Le butin n’est pas énorme : quelques milliers de francs, deux stylos-plume Parker, une montre rangée dans un écran Tag-Heuer (rien ne dit que la montre carrée est de cette marque), une statuette d’ours polaire. Enfin, d’apparence banale, un dossier en cartonnette contenant une sorte de livre. On apprendra que ce livre fait de toiles rassemblées par un ruban se nomme un Leporello ou livre accordéon, du nom du valet de Don Giovanni. Ici commence une intrigue mettant en scène dans l’ordre d’apparition, Laperdrix, professeur d’Histoire de l’Art de Lyon recommandé par Suzanne, son étudiante. Elle sera bientôt compagne du narrateur. Magistrice, marchand installé à Genève, Phildius & Stoepfler, un couple de collectionneurs et la signature (vraie ? fausse ?) de Marcel Duchamp. Or on connait l’artiste, son goût pour la mystification, les échecs et le silence.
Quelques mois plus tard, on retrouve le narrateur et Suzanne voyageant en Italie pour contempler les Giotto et autres premiers maitres qu’ils admirent. C’est l’été, il est sans doute temps de passer à autre chose. L’âge adulte par exemple.
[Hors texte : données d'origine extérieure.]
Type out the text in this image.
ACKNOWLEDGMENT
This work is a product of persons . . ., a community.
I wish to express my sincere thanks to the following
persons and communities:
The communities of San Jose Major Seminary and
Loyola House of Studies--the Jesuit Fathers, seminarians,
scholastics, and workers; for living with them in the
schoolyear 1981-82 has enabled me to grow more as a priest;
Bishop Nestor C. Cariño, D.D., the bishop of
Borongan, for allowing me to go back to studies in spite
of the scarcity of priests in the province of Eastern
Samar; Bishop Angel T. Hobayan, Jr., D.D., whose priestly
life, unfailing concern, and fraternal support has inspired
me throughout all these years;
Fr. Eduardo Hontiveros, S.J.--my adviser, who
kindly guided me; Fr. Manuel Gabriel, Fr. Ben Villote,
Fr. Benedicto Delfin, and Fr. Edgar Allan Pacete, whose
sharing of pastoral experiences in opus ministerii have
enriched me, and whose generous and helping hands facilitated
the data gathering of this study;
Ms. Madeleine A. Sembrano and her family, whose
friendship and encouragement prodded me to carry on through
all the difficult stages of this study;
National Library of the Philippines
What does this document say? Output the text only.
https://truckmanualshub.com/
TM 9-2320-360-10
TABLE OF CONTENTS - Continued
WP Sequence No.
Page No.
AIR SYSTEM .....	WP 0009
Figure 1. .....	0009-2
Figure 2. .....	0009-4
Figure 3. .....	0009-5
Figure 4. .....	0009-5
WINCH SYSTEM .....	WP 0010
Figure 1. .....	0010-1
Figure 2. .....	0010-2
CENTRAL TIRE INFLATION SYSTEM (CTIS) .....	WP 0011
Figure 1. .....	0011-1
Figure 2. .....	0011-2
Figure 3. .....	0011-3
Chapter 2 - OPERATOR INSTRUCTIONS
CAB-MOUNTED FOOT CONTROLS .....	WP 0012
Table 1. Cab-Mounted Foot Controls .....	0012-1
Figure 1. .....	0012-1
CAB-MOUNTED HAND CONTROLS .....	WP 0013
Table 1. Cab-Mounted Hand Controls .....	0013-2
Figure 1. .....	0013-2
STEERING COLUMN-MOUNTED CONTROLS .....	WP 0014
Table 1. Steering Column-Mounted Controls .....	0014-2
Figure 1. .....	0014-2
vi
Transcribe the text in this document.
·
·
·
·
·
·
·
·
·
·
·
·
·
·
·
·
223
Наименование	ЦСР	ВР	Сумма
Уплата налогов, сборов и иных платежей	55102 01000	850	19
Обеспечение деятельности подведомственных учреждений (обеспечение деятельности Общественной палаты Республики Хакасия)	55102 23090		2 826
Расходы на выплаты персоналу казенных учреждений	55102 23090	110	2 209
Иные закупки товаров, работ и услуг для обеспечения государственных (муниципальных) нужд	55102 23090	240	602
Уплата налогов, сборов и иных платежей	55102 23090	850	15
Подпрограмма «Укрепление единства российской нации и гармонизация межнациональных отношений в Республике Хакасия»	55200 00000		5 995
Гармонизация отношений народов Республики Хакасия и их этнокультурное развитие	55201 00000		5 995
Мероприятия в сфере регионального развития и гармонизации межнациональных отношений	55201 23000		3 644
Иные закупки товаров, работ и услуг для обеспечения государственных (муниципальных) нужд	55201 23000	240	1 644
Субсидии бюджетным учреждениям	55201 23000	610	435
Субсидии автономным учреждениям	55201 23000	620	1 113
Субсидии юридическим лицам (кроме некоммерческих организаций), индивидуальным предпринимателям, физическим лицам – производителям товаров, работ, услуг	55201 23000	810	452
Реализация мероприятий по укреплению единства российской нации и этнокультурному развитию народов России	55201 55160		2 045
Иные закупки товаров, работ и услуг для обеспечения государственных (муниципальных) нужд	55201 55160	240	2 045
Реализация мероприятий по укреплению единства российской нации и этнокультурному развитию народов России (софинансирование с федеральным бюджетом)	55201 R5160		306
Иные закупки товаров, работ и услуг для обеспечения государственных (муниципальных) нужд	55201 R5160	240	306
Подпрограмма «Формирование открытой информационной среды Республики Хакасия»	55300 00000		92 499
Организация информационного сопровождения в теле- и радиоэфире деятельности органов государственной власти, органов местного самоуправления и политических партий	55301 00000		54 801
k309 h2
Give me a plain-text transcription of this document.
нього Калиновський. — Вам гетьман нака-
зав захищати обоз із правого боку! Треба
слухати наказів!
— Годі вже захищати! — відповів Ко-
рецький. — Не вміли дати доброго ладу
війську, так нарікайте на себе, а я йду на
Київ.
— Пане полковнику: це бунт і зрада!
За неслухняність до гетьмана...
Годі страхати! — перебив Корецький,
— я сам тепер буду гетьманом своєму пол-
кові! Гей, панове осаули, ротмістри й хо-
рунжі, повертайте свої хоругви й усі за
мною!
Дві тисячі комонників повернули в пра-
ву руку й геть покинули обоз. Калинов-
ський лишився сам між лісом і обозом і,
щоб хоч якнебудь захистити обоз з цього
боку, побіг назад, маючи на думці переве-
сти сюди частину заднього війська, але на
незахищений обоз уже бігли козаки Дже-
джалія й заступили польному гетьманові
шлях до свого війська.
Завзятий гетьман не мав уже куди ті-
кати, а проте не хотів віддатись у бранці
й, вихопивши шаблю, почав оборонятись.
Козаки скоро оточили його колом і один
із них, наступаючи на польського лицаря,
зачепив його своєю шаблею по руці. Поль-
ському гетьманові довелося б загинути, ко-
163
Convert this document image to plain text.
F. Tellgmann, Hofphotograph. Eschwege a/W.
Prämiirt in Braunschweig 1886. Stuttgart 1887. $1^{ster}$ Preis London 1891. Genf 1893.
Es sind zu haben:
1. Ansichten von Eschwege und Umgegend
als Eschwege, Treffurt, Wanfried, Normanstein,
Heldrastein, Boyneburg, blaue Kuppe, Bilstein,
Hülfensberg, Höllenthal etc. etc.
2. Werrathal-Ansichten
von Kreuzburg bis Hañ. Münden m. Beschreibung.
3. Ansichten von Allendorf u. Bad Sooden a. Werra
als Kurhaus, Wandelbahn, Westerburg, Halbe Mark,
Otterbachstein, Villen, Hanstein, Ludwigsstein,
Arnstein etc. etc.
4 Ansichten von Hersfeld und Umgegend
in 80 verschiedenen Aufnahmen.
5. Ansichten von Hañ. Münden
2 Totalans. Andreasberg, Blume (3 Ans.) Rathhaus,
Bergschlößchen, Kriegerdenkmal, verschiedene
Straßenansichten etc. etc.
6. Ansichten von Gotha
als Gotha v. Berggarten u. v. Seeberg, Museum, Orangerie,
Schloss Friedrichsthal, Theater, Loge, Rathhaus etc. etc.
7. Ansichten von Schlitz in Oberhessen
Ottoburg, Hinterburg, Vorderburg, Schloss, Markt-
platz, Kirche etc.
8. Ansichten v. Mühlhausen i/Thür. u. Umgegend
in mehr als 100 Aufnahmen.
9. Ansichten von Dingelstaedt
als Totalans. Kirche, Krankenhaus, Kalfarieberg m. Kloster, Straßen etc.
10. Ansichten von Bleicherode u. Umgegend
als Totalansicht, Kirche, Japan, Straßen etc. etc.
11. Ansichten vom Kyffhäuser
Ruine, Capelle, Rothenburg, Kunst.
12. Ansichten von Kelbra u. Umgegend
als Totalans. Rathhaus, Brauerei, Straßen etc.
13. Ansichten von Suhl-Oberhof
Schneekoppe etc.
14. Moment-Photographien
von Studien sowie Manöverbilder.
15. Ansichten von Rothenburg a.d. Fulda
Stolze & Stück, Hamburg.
« On bricole, par petits bouts, des bribes que l’on assemble, plus ou moins. » dit Godard, l’une des références de Fabio Viscogliosi. Les cambrioleurs est loin d’être un roman bricolé. Et s’il l’est, c’est avec un soin rare. Le soin que l’on apporte aux petites mécaniques et autres fabrications (horlogerie, mécanique ou dessin) pour lesquelles tout est dans le détail.
LES CAMBRIOLEURS
Fabio Viscogliosi
éd. Gallimard 2024Actes Sud, 2025
Article de Norbert Czarny.
Norbert CZARNY a enseigné les Lettres en collège, il est critique littéraire et écrivain. Ses articles sont disponibles à La Quinzaine littéraire, En attendant Nadeau et L’École des Lettres. Son dernier livre, Mains, fils, ciseaux, éditions Arléa, est paru en 2023.